Everyone Loves Mel also known simply as Mel is a 2000 American family fantasy film directed by Joey Travolta, starring Ernest Borgnine, Julie Hagerty and Greg Evigan.

==Plot==
Bonnie and Peter are working on their marriage while dealing with a difficult teen-aged son. Her father takes the boys (Roger and Travis) in for the summer at his farm. It is apparent early on that he's fighting with developers that want his land while he wants to preserve his family's legacy. The developers had taken over a prior farm and turned it into an amusement park, something that Grandpa does not approve of. The boys explore as children will and find their grandfather is harboring a large turtle-like creature called Mel. Mel is a legend of local Swanson Lake and is known as Swannie to the general populace (similar to "Nessie"). The boys' adjustment to their life in the small town is helped by getting to know him. While going around with a girl (Susie) one day, Roger (the elder boy) accidentally causes an explosion on the developer's property with his grandfather's tractor. When the sheriff comes by to arrest Grandpa, Roger tells them he was the one who caused the wreck but they still put Grandpa in jail.
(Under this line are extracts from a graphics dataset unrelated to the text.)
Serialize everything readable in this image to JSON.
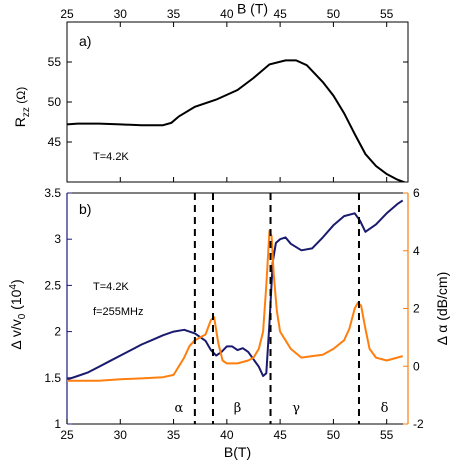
{
  "chart_data": [
    {
      "type": "line",
      "panel_label": "a)",
      "xlabel": "B (T)",
      "ylabel": "R",
      "ylabel_sub": "zz",
      "ylabel_unit": " (Ω)",
      "xlim": [
        25,
        57
      ],
      "ylim": [
        40,
        60
      ],
      "xticks": [
        25,
        30,
        35,
        40,
        45,
        50,
        55
      ],
      "yticks": [
        45,
        50,
        55
      ],
      "annotation": "T=4.2K",
      "series": [
        {
          "color": "#000000",
          "x": [
            25,
            26,
            28,
            30,
            32,
            34,
            34.8,
            35.5,
            37,
            39,
            41,
            42.5,
            44,
            45.5,
            46.5,
            47.5,
            49,
            50,
            51,
            52,
            53,
            54,
            55,
            56,
            57
          ],
          "y": [
            47.2,
            47.3,
            47.3,
            47.2,
            47.1,
            47.1,
            47.4,
            48.2,
            49.4,
            50.3,
            51.5,
            53.0,
            54.7,
            55.2,
            55.2,
            54.6,
            52.5,
            50.8,
            48.6,
            46.0,
            43.5,
            42.0,
            41.0,
            40.3,
            39.8
          ]
        }
      ]
    },
    {
      "type": "line",
      "panel_label": "b)",
      "xlabel": "B(T)",
      "ylabel_left": "Δ v/v",
      "ylabel_left_sub": "0",
      "ylabel_left_unit": " (10",
      "ylabel_left_sup": "4",
      "ylabel_left_close": ")",
      "ylabel_right": "Δ α (dB/cm)",
      "xlim": [
        25,
        57
      ],
      "ylim_left": [
        1,
        3.5
      ],
      "ylim_right": [
        -2,
        6
      ],
      "xticks": [
        25,
        30,
        35,
        40,
        45,
        50,
        55
      ],
      "yticks_left": [
        1,
        1.5,
        2,
        2.5,
        3,
        3.5
      ],
      "yticks_left_labels": [
        "1",
        "1.5",
        "2",
        "2.5",
        "3",
        "3.5"
      ],
      "yticks_right": [
        -2,
        0,
        2,
        4,
        6
      ],
      "yticks_right_labels": [
        "-2",
        "0",
        "2",
        "4",
        "6"
      ],
      "annotations": [
        "T=4.2K",
        "f=255MHz"
      ],
      "dashed_lines_x": [
        37,
        38.7,
        44.1,
        52.4
      ],
      "phase_labels": [
        {
          "label": "α",
          "x": 35.5
        },
        {
          "label": "β",
          "x": 41.0
        },
        {
          "label": "γ",
          "x": 46.5
        },
        {
          "label": "δ",
          "x": 54.8
        }
      ],
      "left_axis_color": "#1a1a80",
      "right_axis_color": "#ff7f0e",
      "series": [
        {
          "axis": "left",
          "color": "#1a1a6e",
          "x": [
            25,
            26,
            27,
            28,
            29,
            30,
            31,
            32,
            33,
            34,
            35,
            36,
            37,
            38,
            38.5,
            39,
            39.5,
            40,
            40.5,
            41,
            41.5,
            42,
            42.5,
            43,
            43.4,
            43.7,
            44,
            44.3,
            44.6,
            45,
            45.5,
            46,
            47,
            48,
            49,
            50,
            51,
            52,
            52.5,
            53,
            54,
            55,
            56,
            56.5
          ],
          "y": [
            1.48,
            1.52,
            1.56,
            1.62,
            1.68,
            1.74,
            1.8,
            1.86,
            1.91,
            1.96,
            2.0,
            2.02,
            1.98,
            1.9,
            1.8,
            1.74,
            1.78,
            1.84,
            1.84,
            1.8,
            1.82,
            1.78,
            1.7,
            1.62,
            1.52,
            1.55,
            2.1,
            2.75,
            2.96,
            3.0,
            3.02,
            2.95,
            2.88,
            2.9,
            3.02,
            3.15,
            3.25,
            3.28,
            3.2,
            3.08,
            3.16,
            3.28,
            3.38,
            3.42
          ]
        },
        {
          "axis": "right",
          "color": "#ff7f0e",
          "x": [
            25,
            26,
            28,
            30,
            32,
            34,
            35,
            36,
            36.5,
            37,
            37.5,
            38,
            38.5,
            38.8,
            39.2,
            39.6,
            40,
            41,
            42,
            42.5,
            43,
            43.4,
            43.7,
            44,
            44.2,
            44.4,
            44.7,
            45,
            45.5,
            46,
            47,
            48,
            49,
            50,
            51,
            51.5,
            52,
            52.3,
            52.6,
            53,
            53.4,
            54,
            55,
            56,
            56.5
          ],
          "y": [
            -0.5,
            -0.5,
            -0.5,
            -0.45,
            -0.42,
            -0.38,
            -0.3,
            0.3,
            0.7,
            0.9,
            1.0,
            1.1,
            1.6,
            1.7,
            0.8,
            0.2,
            0.1,
            0.1,
            0.2,
            0.3,
            0.6,
            1.2,
            2.8,
            4.7,
            4.5,
            3.2,
            1.9,
            1.2,
            0.9,
            0.6,
            0.3,
            0.35,
            0.4,
            0.6,
            0.9,
            1.3,
            2.0,
            2.2,
            2.1,
            1.3,
            0.6,
            0.3,
            0.2,
            0.3,
            0.35
          ]
        }
      ]
    }
  ]
}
Bonnie and Peter (the boys' parents) come to stay at the farm when Grandpa is jailed. The boys end up staging a break out for Mel from the amusement park and with the help of Susie and her brother try to get him back to the lake, setting a tiger loose and creating mayhem in the process.

==Cast==
- Ernest Borgnine as Grandpa
- Julie Hagerty as Bonnie
- Greg Evigan as Peter
- Jack Scalia as Bailey Silverwood
- Bug Hall as Travis
- Josh Paddock as Roger
- Vanessa Evigan as Susie
- Paul Sampson as Matt Henderson
- George Yager as Sheriff Edgewood
- John Green as Technician (as John Green aka Marino)
- Molly Ann Lashinsky as Debbie (as Molly Lashinsky)
- Ellen Travolta as	Dr. Vogul
- Jason Evigan as Sammy
- Christopher Wanner as Joey
- Doyle McCurley as Undercover cop

== Reception ==
A review at Dove.org stated, "This imaginative story may just make you wonder what you would do should Mel ever come into your life!" A review at Teen Ink was also appreciative of the film, "This is a movie that needs open minded people. It was a low-budget film by Joey Travolta (brother of John Travolta of Grease and Hairspray), so the effects are not very believable and it features many new actors and even some people that aren't actors in general. Like the policemen are actually the real policemen from the town they filmed in."